G Arun Kumar writes for Times of India:
It appears even god couldn’t save himself from the nature’s fury. Several historical temples continue to be marooned in Mahbubnagar, Guntur, Nalgonda and Krishna districts. While there was no respite from the flood waters for the famous Jogulamba temple in Alampur town in Mahbubnagar, the ancient Amaralingeswara Swamy temple in Amaravathi town in Guntur was encircled by water. It may be recalled the famous Raghavendra Swamy temple in Mantralayam suffered the maximum damage because of the floods. Mantralayam tehsildar Sankarappa pegged the loss at a staggering Rs 100 crore.
Water flowed at 10 ft close to the 7th century Alampur temple, known as Dakshin Kasi which was built by Badami Chalukyas, on Tuesday. Sources said the problem was compounded by the safety wall which separates the temple from the Tungabhadra river bank. The protective wall is the stumbling block to let out the excess water. Tehsildar Premraj said the water could be pumped out only with the use of motors.
One of the 18 Shakti Peethams in the country, Alampur temple has always faced floods when Tungabhadra was in spate. Located at the confluence of Tungabhadra and Krishna rivers, the temple is a connoisseurs’ delight for its unique architecture and splendour.

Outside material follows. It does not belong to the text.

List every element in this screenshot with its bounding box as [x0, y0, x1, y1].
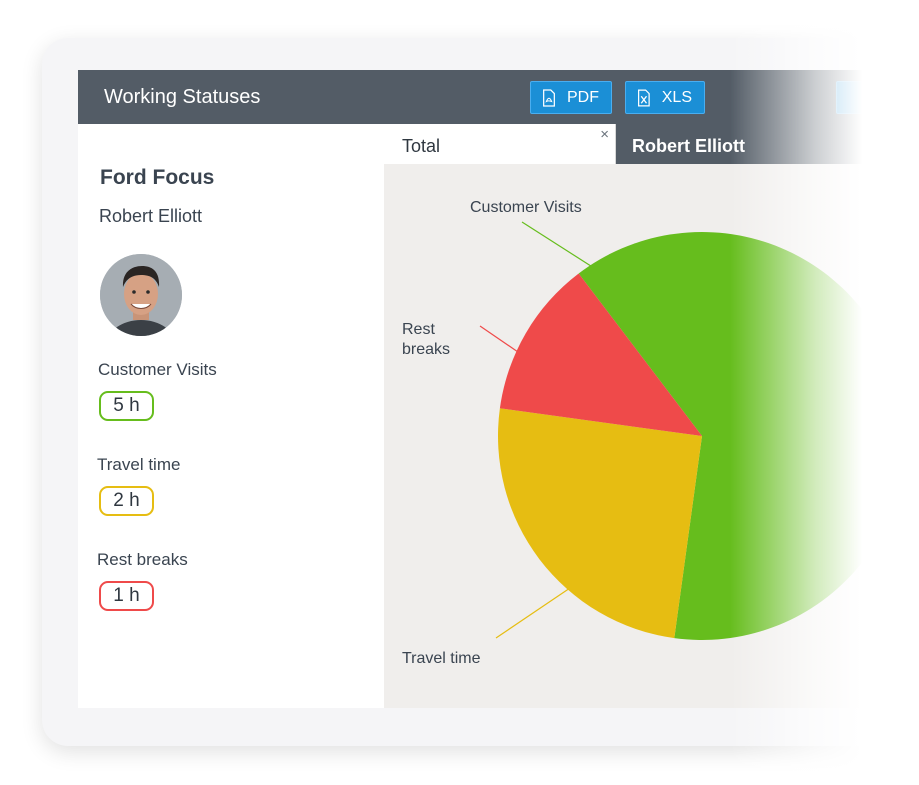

Sources said 6,000 people were still taking shelter in a school in Alampur town, which is under 3-4 ft slush. While Kondaramaswamy and Shiva temples at Beechupally in Mahbubnagar district were submerged for three days, the Vedadri Narasimhaswamy temple in Jaggaiahpet mandal in Krishna district was in deep waters for four days. The 1,100-year- old Lakshmi Narasimha Swamy temple at Mattapally in Nalgonda continued to be enveloped in waters.